Обсуждение: Help with pre-loaded arbitrary key sequences

Поиск
Список
Период
Сортировка

Help with pre-loaded arbitrary key sequences

От
"James B. Byrne"
Дата:
I am prototyping a system migration that is to employ Ruby, Rails and
PostgreSQL.  Rails has the convention that the primary key of a row is an
arbitrary integer value assigned by the database manager through a
sequence.  As it turns out, the legacy application employs essentially the
same convention in most instances.

My question is this: Can one assign an id number to a sequenced key column
on create and override the sequencer?  If one does this then can and, if
so, how does the sequencer in Postgresql handle the eventuality of running
into a block of keys holding previously assigned numbers?

For example.  The existing client master dataset employs an eight digit
account number as primary key.  The values in use tend to cluster in
groups at each thousand increment, thus 1..375, 1001..1288, 2001..2225,
3001..3312, ..., 2001001..2001476, ..., etc.

Assuming that these existing entries were all loaded into the new table
with the values given as their primary keys and given that one could not
simply start the sequencer at a value above the highest existing value: If
one was to add a record and auto-generate a sequence number then can the
sequencer handle looping from 1 to 375 and returning 376 and then continue
until it reaches 1001, when it needs be loop again until 1288 and then
return 1289 and so forth?

During the load of the initial table data it would probably be necessary
to disable the sequencer for this column. Is this in fact the case? If so,
how is this done and how is the sequencer restored after the initial
migration of data is complete?

I presume that I can write my own sequencer function to accomplish this in
any case but I wish to know if the existing method handles this case.
Another solution is to simply decouple the existing key value from the new
and treat the exiting client number as a piece of data (with or without an
index), but that seems redundant since the new arbitrary key value might
just as well be the existing arbitrary key value.

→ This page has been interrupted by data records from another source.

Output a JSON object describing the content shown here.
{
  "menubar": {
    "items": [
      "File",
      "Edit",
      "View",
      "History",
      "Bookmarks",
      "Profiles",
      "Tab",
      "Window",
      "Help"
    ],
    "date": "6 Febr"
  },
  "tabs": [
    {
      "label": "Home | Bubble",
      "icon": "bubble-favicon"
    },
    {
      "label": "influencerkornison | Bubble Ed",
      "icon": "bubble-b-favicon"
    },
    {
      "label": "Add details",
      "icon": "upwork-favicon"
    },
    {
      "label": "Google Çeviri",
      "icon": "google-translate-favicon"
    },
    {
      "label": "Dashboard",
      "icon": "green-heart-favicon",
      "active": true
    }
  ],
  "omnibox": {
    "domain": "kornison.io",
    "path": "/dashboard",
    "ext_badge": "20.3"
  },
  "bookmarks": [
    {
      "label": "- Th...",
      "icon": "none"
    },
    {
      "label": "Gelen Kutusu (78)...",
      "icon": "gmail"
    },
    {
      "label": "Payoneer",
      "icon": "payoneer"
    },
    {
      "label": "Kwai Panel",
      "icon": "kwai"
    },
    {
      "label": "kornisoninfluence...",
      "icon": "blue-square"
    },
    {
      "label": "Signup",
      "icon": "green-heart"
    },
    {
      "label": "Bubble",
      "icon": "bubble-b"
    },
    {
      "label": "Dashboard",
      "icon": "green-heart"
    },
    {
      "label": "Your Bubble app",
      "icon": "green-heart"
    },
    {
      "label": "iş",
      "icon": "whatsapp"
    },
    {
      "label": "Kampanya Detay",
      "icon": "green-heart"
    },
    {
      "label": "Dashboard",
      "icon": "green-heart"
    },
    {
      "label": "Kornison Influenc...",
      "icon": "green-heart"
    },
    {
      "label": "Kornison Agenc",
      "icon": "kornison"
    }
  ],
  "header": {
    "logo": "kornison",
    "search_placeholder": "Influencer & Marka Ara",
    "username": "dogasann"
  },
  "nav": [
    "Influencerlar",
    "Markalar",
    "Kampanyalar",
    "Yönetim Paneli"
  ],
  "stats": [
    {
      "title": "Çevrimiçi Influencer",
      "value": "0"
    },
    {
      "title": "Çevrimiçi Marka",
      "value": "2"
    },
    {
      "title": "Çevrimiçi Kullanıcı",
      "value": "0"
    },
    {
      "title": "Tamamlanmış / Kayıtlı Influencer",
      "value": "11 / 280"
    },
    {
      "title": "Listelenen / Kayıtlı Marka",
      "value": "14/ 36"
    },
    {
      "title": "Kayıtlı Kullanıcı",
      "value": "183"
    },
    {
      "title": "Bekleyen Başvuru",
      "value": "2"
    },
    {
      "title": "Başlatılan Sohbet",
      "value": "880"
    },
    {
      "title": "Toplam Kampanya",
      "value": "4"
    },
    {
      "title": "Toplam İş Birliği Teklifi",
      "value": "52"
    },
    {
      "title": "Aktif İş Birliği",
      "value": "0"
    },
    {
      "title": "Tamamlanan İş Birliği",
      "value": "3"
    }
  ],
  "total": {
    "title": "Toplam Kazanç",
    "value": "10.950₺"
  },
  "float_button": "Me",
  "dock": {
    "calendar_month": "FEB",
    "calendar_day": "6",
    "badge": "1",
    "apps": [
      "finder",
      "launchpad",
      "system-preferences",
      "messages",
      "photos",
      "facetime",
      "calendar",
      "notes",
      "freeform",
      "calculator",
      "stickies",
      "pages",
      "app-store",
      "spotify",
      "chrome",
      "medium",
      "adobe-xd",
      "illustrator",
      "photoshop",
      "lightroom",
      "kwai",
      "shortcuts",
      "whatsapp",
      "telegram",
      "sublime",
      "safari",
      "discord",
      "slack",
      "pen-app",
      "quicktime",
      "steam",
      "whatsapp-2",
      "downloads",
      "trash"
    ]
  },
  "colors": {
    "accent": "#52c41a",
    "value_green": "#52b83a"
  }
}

Dispensing with the existing arbitrary number is another option but, the
fact is that present business practice is for employees to refer to their
clients and vendors by account number. The existing computer system is 25
years old but employs account numbers that predate automation. The firm is
well past the century mark and some of these numbers have been in use with
a few clients from the end of 1800's.  So, while not strictly a business
case, both the firm and some of its clients have a strong, if irrational,
attachment to preserving the existing scheme.

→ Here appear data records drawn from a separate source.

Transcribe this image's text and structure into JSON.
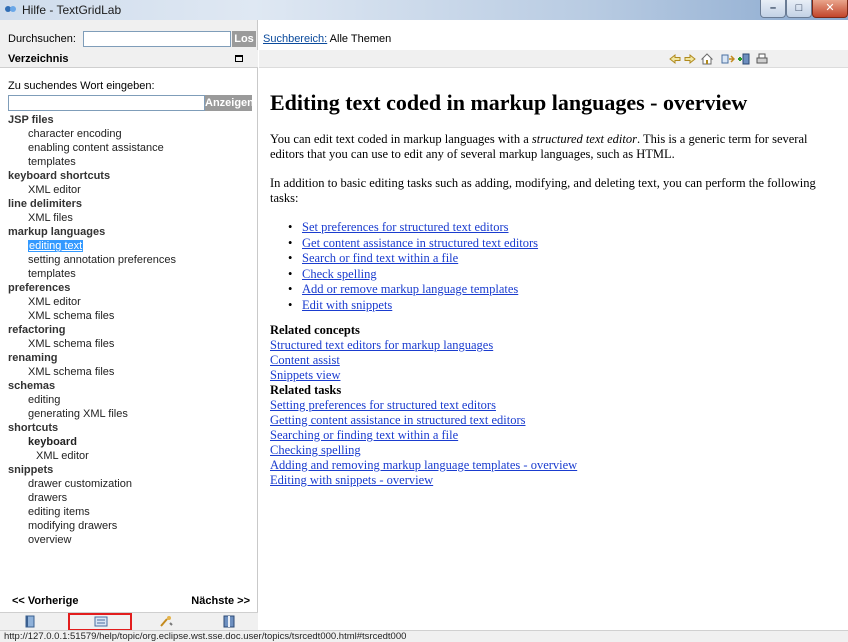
{
  "window": {
    "title": "Hilfe - TextGridLab",
    "controls": [
      "minimize",
      "maximize",
      "close"
    ]
  },
  "search": {
    "label": "Durchsuchen:",
    "value": "",
    "go_label": "Los",
    "scope_link": "Suchbereich:",
    "scope_value": "Alle Themen"
  },
  "sidebar": {
    "header": "Verzeichnis",
    "prompt": "Zu suchendes Wort eingeben:",
    "word_value": "",
    "show_label": "Anzeigen",
    "index": [
      {
        "text": "JSP files",
        "level": "h"
      },
      {
        "text": "character encoding",
        "level": "s"
      },
      {
        "text": "enabling content assistance",
        "level": "s"
      },
      {
        "text": "templates",
        "level": "s"
      },
      {
        "text": "keyboard shortcuts",
        "level": "h"
      },
      {
        "text": "XML editor",
        "level": "s"
      },
      {
        "text": "line delimiters",
        "level": "h"
      },
      {
        "text": "XML files",
        "level": "s"
      },
      {
        "text": "markup languages",
        "level": "h"
      },
      {
        "text": "editing text",
        "level": "s",
        "selected": true
      },
      {
        "text": "setting annotation preferences",
        "level": "s"
      },
      {
        "text": "templates",
        "level": "s"
      },
      {
        "text": "preferences",
        "level": "h"
      },
      {
        "text": "XML editor",
        "level": "s"
      },
      {
        "text": "XML schema files",
        "level": "s"
      },
      {
        "text": "refactoring",
        "level": "h"
      },
      {
        "text": "XML schema files",
        "level": "s"
      },
      {
        "text": "renaming",
        "level": "h"
      },
      {
        "text": "XML schema files",
        "level": "s"
      },
      {
        "text": "schemas",
        "level": "h"
      },
      {
        "text": "editing",
        "level": "s"
      },
      {
        "text": "generating XML files",
        "level": "s"
      },
      {
        "text": "shortcuts",
        "level": "h"
      },
      {
        "text": "keyboard",
        "level": "s",
        "bold": true
      },
      {
        "text": "XML editor",
        "level": "s2"
      },
      {
        "text": "snippets",
        "level": "h"
      },
      {
        "text": "drawer customization",
        "level": "s"
      },
      {
        "text": "drawers",
        "level": "s"
      },
      {
        "text": "editing items",
        "level": "s"
      },
      {
        "text": "modifying drawers",
        "level": "s"
      },
      {
        "text": "overview",
        "level": "s"
      }
    ],
    "prev_label": "<< Vorherige",
    "next_label": "Nächste >>",
    "tabs": [
      "contents-icon",
      "index-icon",
      "search-results-icon",
      "bookmarks-icon"
    ],
    "active_tab": "index-icon"
  },
  "toolbar": {
    "icons": [
      "back-icon",
      "forward-icon",
      "home-icon",
      "sync-toc-icon",
      "bookmark-add-icon",
      "print-icon"
    ]
  },
  "article": {
    "title": "Editing text coded in markup languages - overview",
    "intro_prefix": "You can edit text coded in markup languages with a ",
    "intro_em": "structured text editor",
    "intro_suffix": ". This is a generic term for several",
    "intro_line2": "editors that you can use to edit any of several markup languages, such as HTML.",
    "tasks_line1": "In addition to basic editing tasks such as adding, modifying, and deleting text, you can perform the following",
    "tasks_line2": "tasks:",
    "task_links": [
      "Set preferences for structured text editors",
      "Get content assistance in structured text editors",
      "Search or find text within a file",
      "Check spelling",
      "Add or remove markup language templates",
      "Edit with snippets"
    ],
    "related_concepts_heading": "Related concepts",
    "related_concepts": [
      "Structured text editors for markup languages",
      "Content assist",
      "Snippets view"
    ],
    "related_tasks_heading": "Related tasks",
    "related_tasks": [
      "Setting preferences for structured text editors",
      "Getting content assistance in structured text editors",
      "Searching or finding text within a file",
      "Checking spelling",
      "Adding and removing markup language templates - overview",
      "Editing with snippets - overview"
    ]
  },
  "status": {
    "url": "http://127.0.0.1:51579/help/topic/org.eclipse.wst.sse.doc.user/topics/tsrcedt000.html#tsrcedt000"
  },
  "colors": {
    "link": "#1a3ccf",
    "selection": "#3399ff",
    "highlight_box": "#e21d1d",
    "button_gray": "#9a9a9a"
  }
}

I regret if these questions appear naive but I am struggling with a lot of
new information on a number of fronts and as usual wish to get quick
answers to questions that may be far more involved than I realize.

Sincerely,

--
***          E-Mail is NOT a SECURE channel          ***
James B. Byrne                mailto:ByrneJB@Harte-Lyne.ca
Harte & Lyne Limited          http://www.harte-lyne.ca
9 Brockley Drive              vox: +1 905 561 1241
Hamilton, Ontario             fax: +1 905 561 0757
Canada  L8E 3C3


Re: Help with pre-loaded arbitrary key sequences

От
Martijn van Oosterhout
Дата:
On Fri, Jan 11, 2008 at 11:43:54AM -0500, James B. Byrne wrote:
> My question is this: Can one assign an id number to a sequenced key column
> on create and override the sequencer?  If one does this then can and, if
> so, how does the sequencer in Postgresql handle the eventuality of running
> into a block of keys holding previously assigned numbers?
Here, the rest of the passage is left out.